AHMEDÎ DİVANINDA ZEKÂT
(ZAKAT IN AHMEDI DIVAN
)
Yazar
|
:
Nurten Durgut
, Khairullah Ortaq
|
|
Türü |
:
Telif
|
Baskı Yılı |
:
2019
|
Sayı |
:
16
|
Sayfa |
:
331-339
|
Özet
Belli bir zenginliğe ulaşan müslümanların mallarından vermekle yükümlü olduğu miktara zekât denilmektedir. Zekât dinî bir vazife olmakla birlikte toplum içindeki gelir dağılımını düzenleyerek toplumsal huzuru sağlar. Bu yönüyle zekatın, sosyal hayatı doğrudan ilgilendiren bir özelliği bulunmaktadır.

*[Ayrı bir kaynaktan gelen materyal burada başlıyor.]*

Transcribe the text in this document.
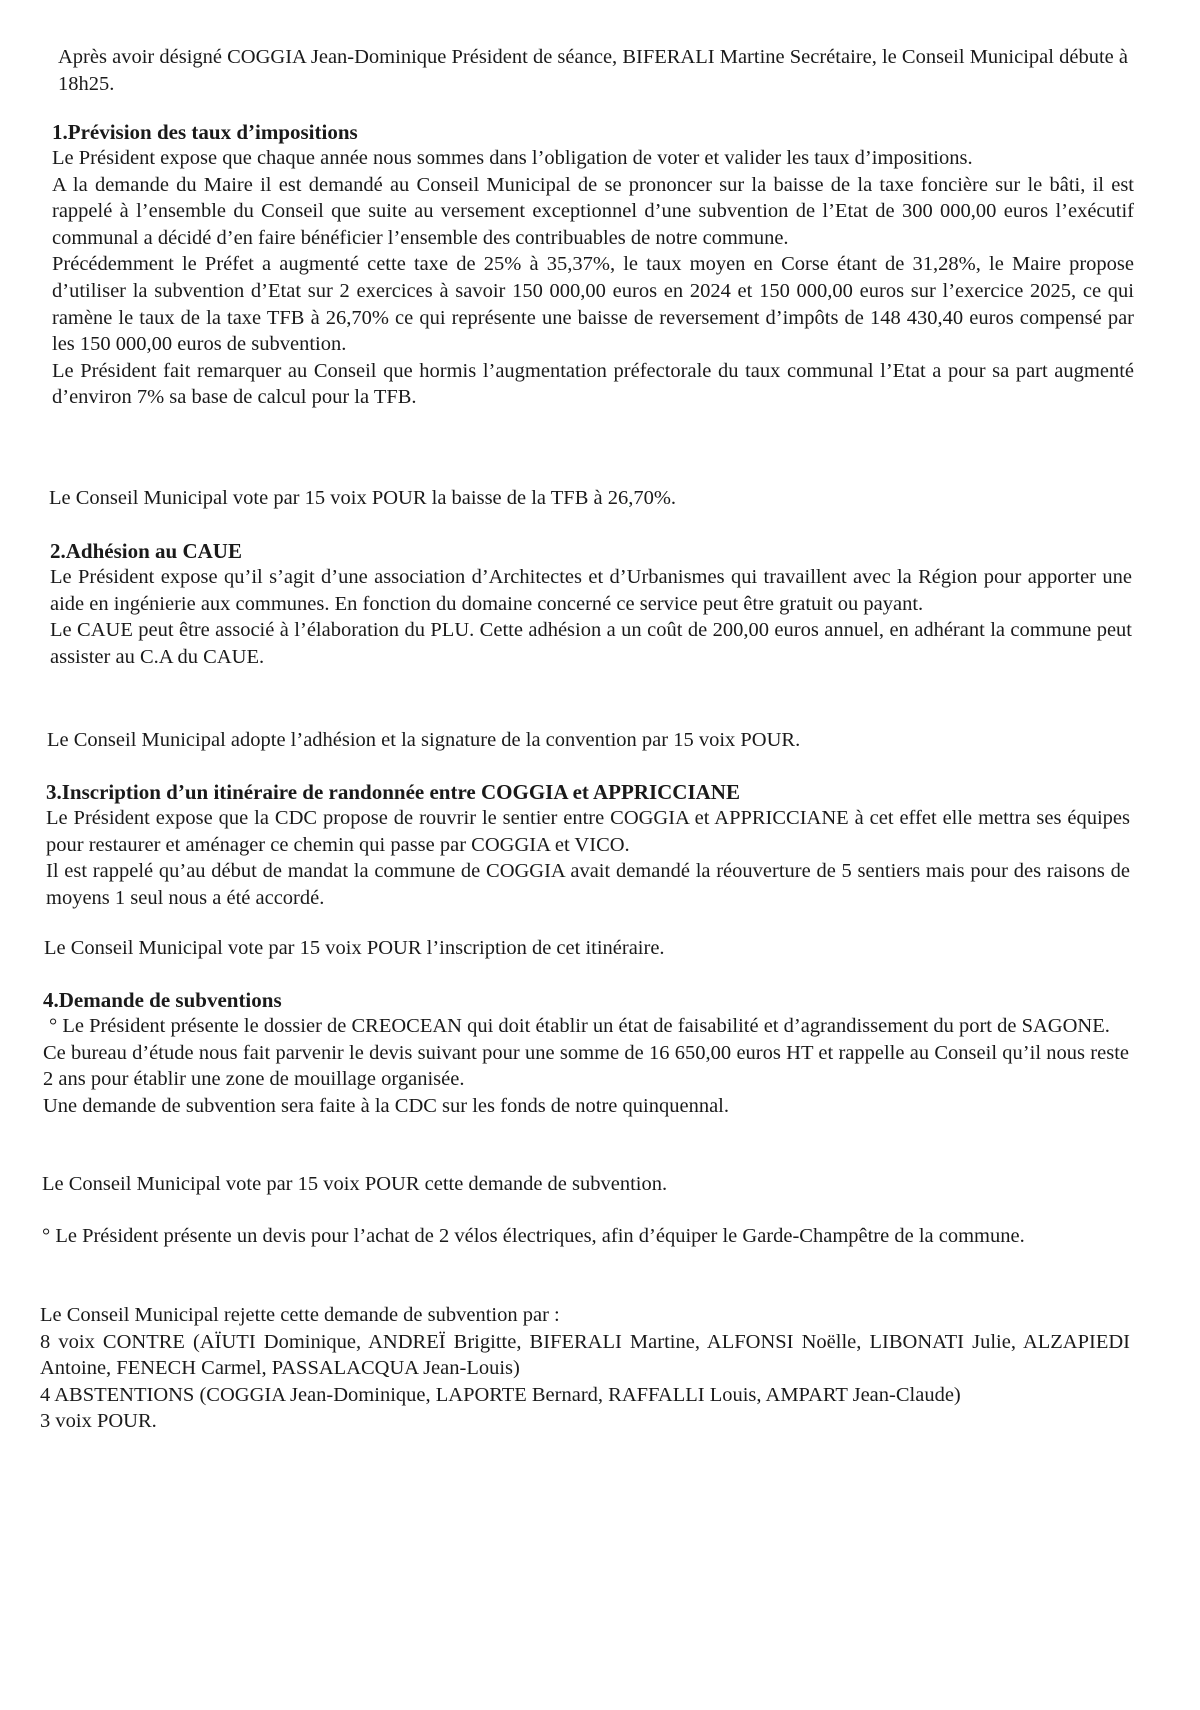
Après avoir désigné COGGIA Jean-Dominique Président de séance, BIFERALI Martine Secrétaire, le Conseil Municipal débute à 18h25.

1.Prévision des taux d’impositions

Le Président expose que chaque année nous sommes dans l’obligation de voter et valider les taux d’impositions.

A la demande du Maire il est demandé au Conseil Municipal de se prononcer sur la baisse de la taxe foncière sur le bâti, il est rappelé à l’ensemble du Conseil que suite au versement exceptionnel d’une subvention de l’Etat de 300 000,00 euros l’exécutif communal a décidé d’en faire bénéficier l’ensemble des contribuables de notre commune.

Précédemment le Préfet a augmenté cette taxe de 25% à 35,37%, le taux moyen en Corse étant de 31,28%, le Maire propose d’utiliser la subvention d’Etat sur 2 exercices à savoir 150 000,00 euros en 2024 et 150 000,00 euros sur l’exercice 2025, ce qui ramène le taux de la taxe TFB à 26,70% ce qui représente une baisse de reversement d’impôts de 148 430,40 euros compensé par les 150 000,00 euros de subvention.

Le Président fait remarquer au Conseil que hormis l’augmentation préfectorale du taux communal l’Etat a pour sa part augmenté d’environ 7% sa base de calcul pour la TFB.

Le Conseil Municipal vote par 15 voix POUR la baisse de la TFB à 26,70%.

2.Adhésion au CAUE

Le Président expose qu’il s’agit d’une association d’Architectes et d’Urbanismes qui travaillent avec la Région pour apporter une aide en ingénierie aux communes. En fonction du domaine concerné ce service peut être gratuit ou payant.

Le CAUE peut être associé à l’élaboration du PLU. Cette adhésion a un coût de 200,00 euros annuel, en adhérant la commune peut assister au C.A du CAUE.

Le Conseil Municipal adopte l’adhésion et la signature de la convention par 15 voix POUR.

3.Inscription d’un itinéraire de randonnée entre COGGIA et APPRICCIANE

Le Président expose que la CDC propose de rouvrir le sentier entre COGGIA et APPRICCIANE à cet effet elle mettra ses équipes pour restaurer et aménager ce chemin qui passe par COGGIA et VICO.

Il est rappelé qu’au début de mandat la commune de COGGIA avait demandé la réouverture de 5 sentiers mais pour des raisons de moyens 1 seul nous a été accordé.

Le Conseil Municipal vote par 15 voix POUR l’inscription de cet itinéraire.

4.Demande de subventions

° Le Président présente le dossier de CREOCEAN qui doit établir un état de faisabilité et d’agrandissement du port de SAGONE.

Ce bureau d’étude nous fait parvenir le devis suivant pour une somme de 16 650,00 euros HT et rappelle au Conseil qu’il nous reste 2 ans pour établir une zone de mouillage organisée.

Une demande de subvention sera faite à la CDC sur les fonds de notre quinquennal.

Le Conseil Municipal vote par 15 voix POUR cette demande de subvention.

° Le Président présente un devis pour l’achat de 2 vélos électriques, afin d’équiper le Garde-Champêtre de la commune.

Le Conseil Municipal rejette cette demande de subvention par :

8 voix CONTRE (AÏUTI Dominique, ANDREÏ Brigitte, BIFERALI Martine, ALFONSI Noëlle, LIBONATI Julie, ALZAPIEDI Antoine, FENECH Carmel, PASSALACQUA Jean-Louis)

4 ABSTENTIONS (COGGIA Jean-Dominique, LAPORTE Bernard, RAFFALLI Louis, AMPART Jean-Claude)

3 voix POUR.
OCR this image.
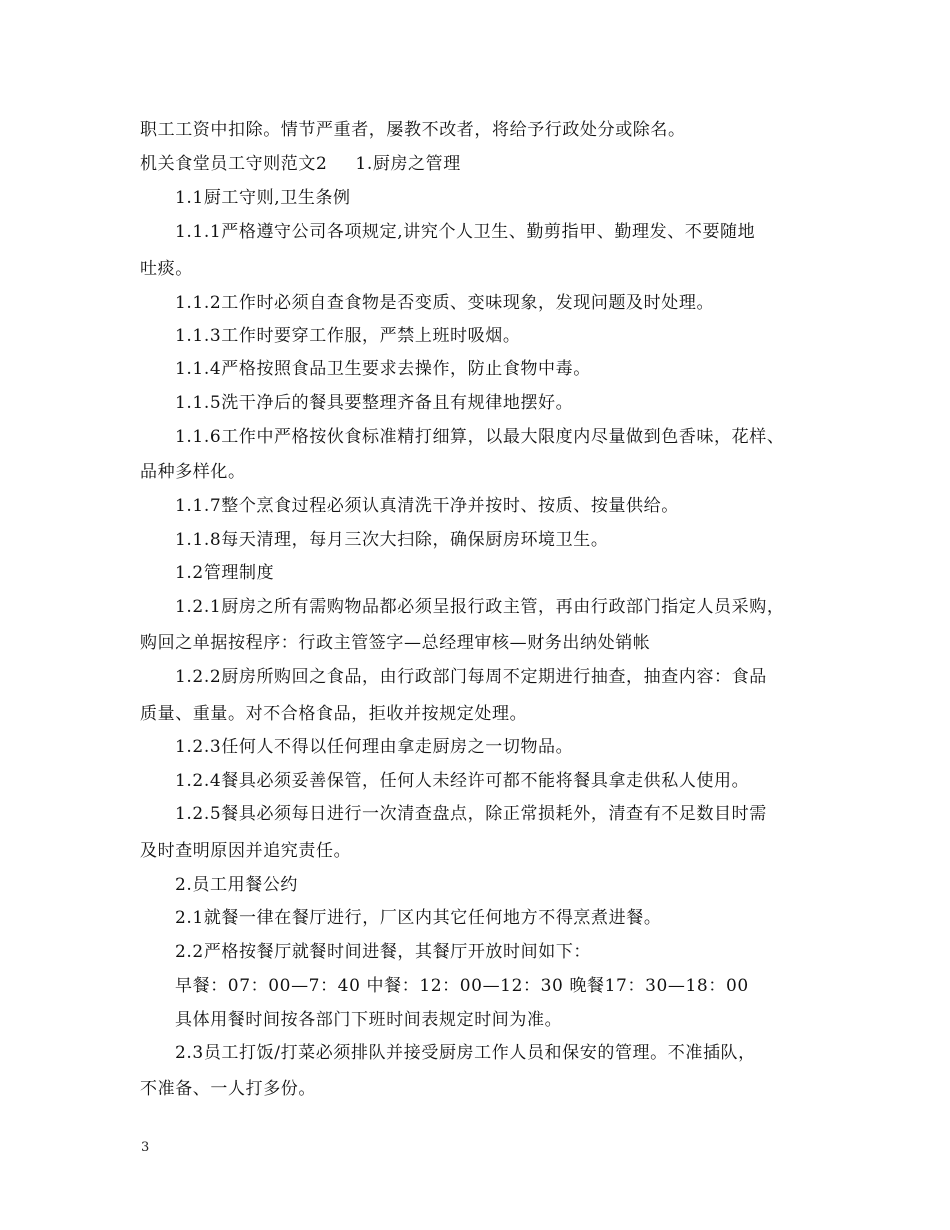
职工工资中扣除。情节严重者，屡教不改者，将给予行政处分或除名。
机关食堂员工守则范文2 1.厨房之管理
1.1厨工守则,卫生条例
1.1.1严格遵守公司各项规定,讲究个人卫生、勤剪指甲、勤理发、不要随地
吐痰。
1.1.2工作时必须自查食物是否变质、变味现象，发现问题及时处理。
1.1.3工作时要穿工作服，严禁上班时吸烟。
1.1.4严格按照食品卫生要求去操作，防止食物中毒。
1.1.5洗干净后的餐具要整理齐备且有规律地摆好。
1.1.6工作中严格按伙食标准精打细算，以最大限度内尽量做到色香味，花样、
品种多样化。
1.1.7整个烹食过程必须认真清洗干净并按时、按质、按量供给。
1.1.8每天清理，每月三次大扫除，确保厨房环境卫生。
1.2管理制度
1.2.1厨房之所有需购物品都必须呈报行政主管，再由行政部门指定人员采购，
购回之单据按程序：行政主管签字—总经理审核—财务出纳处销帐
1.2.2厨房所购回之食品，由行政部门每周不定期进行抽查，抽查内容：食品
质量、重量。对不合格食品，拒收并按规定处理。
1.2.3任何人不得以任何理由拿走厨房之一切物品。
1.2.4餐具必须妥善保管，任何人未经许可都不能将餐具拿走供私人使用。
1.2.5餐具必须每日进行一次清查盘点，除正常损耗外，清查有不足数目时需
及时查明原因并追究责任。
2.员工用餐公约
2.1就餐一律在餐厅进行，厂区内其它任何地方不得烹煮进餐。
2.2严格按餐厅就餐时间进餐，其餐厅开放时间如下：
早餐：07：00—7：40 中餐：12：00—12：30 晚餐17：30—18：00
具体用餐时间按各部门下班时间表规定时间为准。
2.3员工打饭/打菜必须排队并接受厨房工作人员和保安的管理。不准插队，
不准备、一人打多份。
3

Hayata ve insana dair konuların bir şekilde ele alındığı klasik Türk şiiri sosyal, kültürel ve ekonomik hayata doğrudan etki eden böyle bir ibadet için de farklı söylemler geliştirmiştir. Malın belirli bir miktarını ihtiyaç sahibine vermek ilkesinden hareketle klasik Türk şairleri zekâtı âşık-mâşuk, sultan-köle ilişkisi bağlamında farklı düşünce ve hayallerle şiirlerde işlemişlerdir. Sevgili mutlak güzellik sahibidir ve güzellik hazinesinin zengini olarak kapısında dilenen fakir âşıklara zekat vermekle yükümlüdür. Bu düşünce ve hayalin ilk örneklerine erken dönem Fars şiirinde rastlanmakla birlikte klasik Türk şairleri de benzer söyleyişlerde bulunmuşlardır. Klasik Türk şiirinin ilk şairlerinden biri olması sebebiyle bu çalışmada XIV. yüzyıl şairlerinden Ahmedî seçilmiş ve Ahmedî’nin divanında zekâtın nasıl ele alındığı incelenmiştir. Divanda zekat bazı beyitlerde, sadece dinî bir ibadet yönüyle işlenirken bazı beyitlerde de güzellik zengini sevgiliden âşıkların beklediği ilgi olarak ele alınmıştır.
Anahtar Kelimeler
Ahmedî, zekât, klasik Türk şiiri.
Abstract
The amount that Muslims, who have reached a certain wealth is obliged to give from their property is called zakat. While Zakat is a religious duty, it provides social peace by regulating the distribution of income in society. In this respect, zakat has a feature that directly concerns social life. The classical Turkish poetry, which deals with life and human issues, has developed different discourses for such a worship that has a direct impact on social, cultural and economic life. Based on the principle of giving away a certain amount of goods to the people in need, the classical Turkish poets emphasized zakat in poems with different thoughts and dreams in the context of the aşık-mâşuk, sultan-köle relationship. The beloved has an absolute beauty and as a rich of the beauty treasure, he is obliged to give zakat to the poor who are begging in front of his door. Although the first examples of this thought and dream were found in early Persian poetry, classical Turkish poets also made similar remarks. As he is one of the first poets of classical Turkish poetry, poet Ahmedî who was a poet lived in XIV. century was selected in this study and the way how zakat was handled in Ahmedi’s divan was examined. While zakat was handled in divan in some couplets in terms of religious worship, in other couplets it was handled as the interest expected by the lovers from the beloved who has a richness of beauty.
Keywords
Ahmedî, Zakat, classical Turkish poetry.